Ripple, the company behind the XRP coin, has made it a point in the past to convince everyone it’s not a security. Brad Garlinghouse, the CEO of Ripple, has spoken about this issue multiple times. In a one interview to CNBC, when asked about a recent lawsuit from former XRP holders who sued Ripple claiming that it in fact is a security, had the following to say:
“Whether or not XRP is a security shall not be dictated by one lawsuit. The SEC is the governor of that. I think it is very clear that XRP is not a security. It exists independently of Ripple the company. If Ripple, the company shut down tomorrow, XRP will continue to exist.”
This sentiment has also been echoed by Ripple’s chief market strategist Cory Johnson. Mr. Johnson responded to questions if XRP should be regulated as a security by saying:
“We absolutely are not a security. We don’t meet the standards for what a security is based on the history of court law.”
As TheBlock explains, one of the lawsuits agains Ripple, Greenwald v. Ripple, was removed to federal court by Ripple but then remanded again earlier this fall. Ripple managed to remove he case a second time using the fact that Zakinov had been consolidated with another case as justification. As the Plaintiffs put it in their motion to remand:
“Despite this Court’s clear directive, Defendants again improperly removed the Greenwald Action to this Court pursuant to CAFA on November 7, 2018 after it was inadvertently, without motion practice, consolidated with the related action filed by Vlad Zakinov (“Zakinov”) and David Oconer (“Oconer”) asserting only non-removable state law claims on behalf of only California residents (hereinafter, the “State Law Action.”). Demonstrating their gamesmanship, Defendants removed this action and the State Law Action despite being told by plaintiff’s counsel in both cases that they believed the consolidation was in error and after being apprised of Greenwald’s forthcoming motion to deconsolidate. Defendants further refused to wait to remove these actions until after the state court judge could be apprised of plaintiffs’ concern that the consolidation was in error.”

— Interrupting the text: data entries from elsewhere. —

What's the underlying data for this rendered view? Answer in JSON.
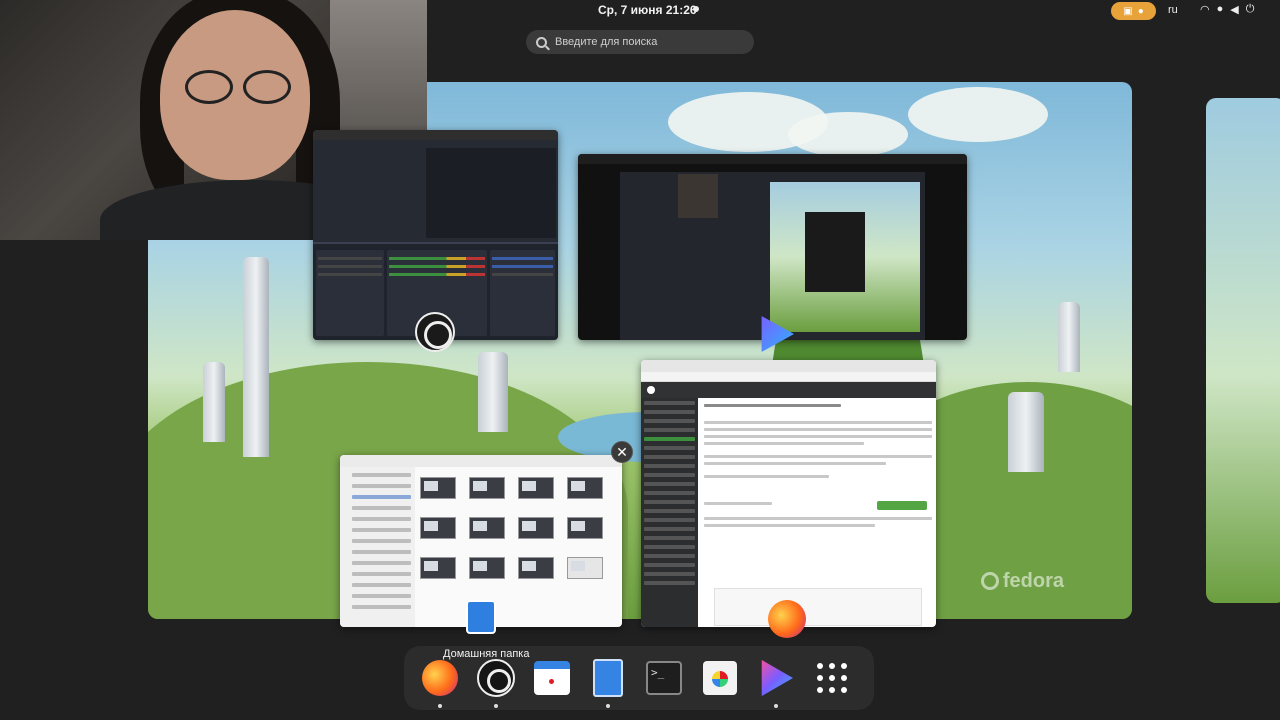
{
  "topbar": {
    "clock": "Ср, 7 июня  21:26",
    "language": "ru"
  },
  "search": {
    "placeholder": "Введите для поиска"
  },
  "dock": {
    "tooltip": "Домашняя папка",
    "items": [
      {
        "name": "firefox",
        "icon": "firefox-icon",
        "running": true
      },
      {
        "name": "obs-studio",
        "icon": "obs-icon",
        "running": true
      },
      {
        "name": "calendar",
        "icon": "calendar-icon",
        "running": false
      },
      {
        "name": "files",
        "icon": "files-icon",
        "running": true
      },
      {
        "name": "terminal",
        "icon": "terminal-icon",
        "running": false
      },
      {
        "name": "software",
        "icon": "software-icon",
        "running": false
      },
      {
        "name": "screen-recorder",
        "icon": "recorder-icon",
        "running": true
      },
      {
        "name": "show-apps",
        "icon": "app-grid-icon",
        "running": false
      }
    ]
  },
  "wallpaper": {
    "watermark": "fedora"
  },
  "colors": {
    "accent": "#e8a23a",
    "dock_bg": "#2c2c2c",
    "files_blue": "#3584e4"
  }
}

Stephen Palley, renowned lawyer and author of this piece on TheBlock, illuminates further:
“Plaintiff argues (1) that the case should be remanded to allow the administrative consolidation to be challenged; (2) that the consolidation wasn’t a voluntary act by plaintiff making it removable under the Class Action Fairness Act; and (3) that the underlying operative complaint isn’t removable. While Defendants haven’t responded yet their argument is going to be that by consolidating Greenwald with removable lawsuits the State Court judge did something that created federal jurisdiction that didn’t previously exist.
What’s the deal over federal vs. state court? tl;dr — defendants like federal court better. “
This is essentially just postponing the verdict until Court unriddles the puzzle and, as Palley concludes, ” which courthouse people should be reporting to. “
Most lawmakers look back to the “The “Howey Test” when determining if something is a security or not. This test has been created by the Supreme Court for determining whether certain transactions qualify as “investment contracts.” If so, then under the Securities Act of 1933 and the Securities Exchange Act of 1934, those transactions are considered securities and therefore subject to certain disclosure and registration requirements.
Ripple has changed some of its critical statements from the past, according to The Block founder and CEO, Mike Dudas. Dudas did thorough research on the company, citing Ripple’s stance on key arguments related to the company and its cryptocurrency.
What say the SEC?
As XBT News writes, in June, the U.S. Securities and Exchanges Commission’s Director of Corporation Finance William Hinman said that Ethereum wasn’t a security for the simple reason that it is “sufficiently decentralized.” He added that together, Ethereum and Bitcoin were not securities.
And as recently as November 2018, the SEC chairman Jay Clayton said gave a few indicators as to what excluded an asset from being registered as security.
Speaking at Consensus Invest, Clayton said you’d have to look at “when a store of value becomes truly decentralized,” such that “not one person or group of people control its supply or control trading or they have access to asymmetric information.”
But a question on what the SEC thought of XRP drew no specific answer from the securities boss.
He did, however, say that issues regarding a specific token and whether the SEC deemed it a security or not weren’t easy and that the agency would need to have a lot of information to definitively declare its position on the matter.
Hinman also gave what we can consider as a more precise pointer to whether a coin is a security- he said we look at the token’s functional network and how it has grown.
He raised a few questions, part of the Howey Test, including if the coin’s promoter “raised an amount of funds in excess of what may be needed to establish a functional network.”
Another question would be if the promoter did raise excess funds, have they “indicated how those funds may be used to support the value of the tokens or to increase the value of the enterprise?”
And lastly, “does the promoter continue to expend funds from proceeds or operations to enhance the functionality and/or value of the system within which the tokens operate?”
These are pertinent questions and which could apply to statements made by Ripple execs.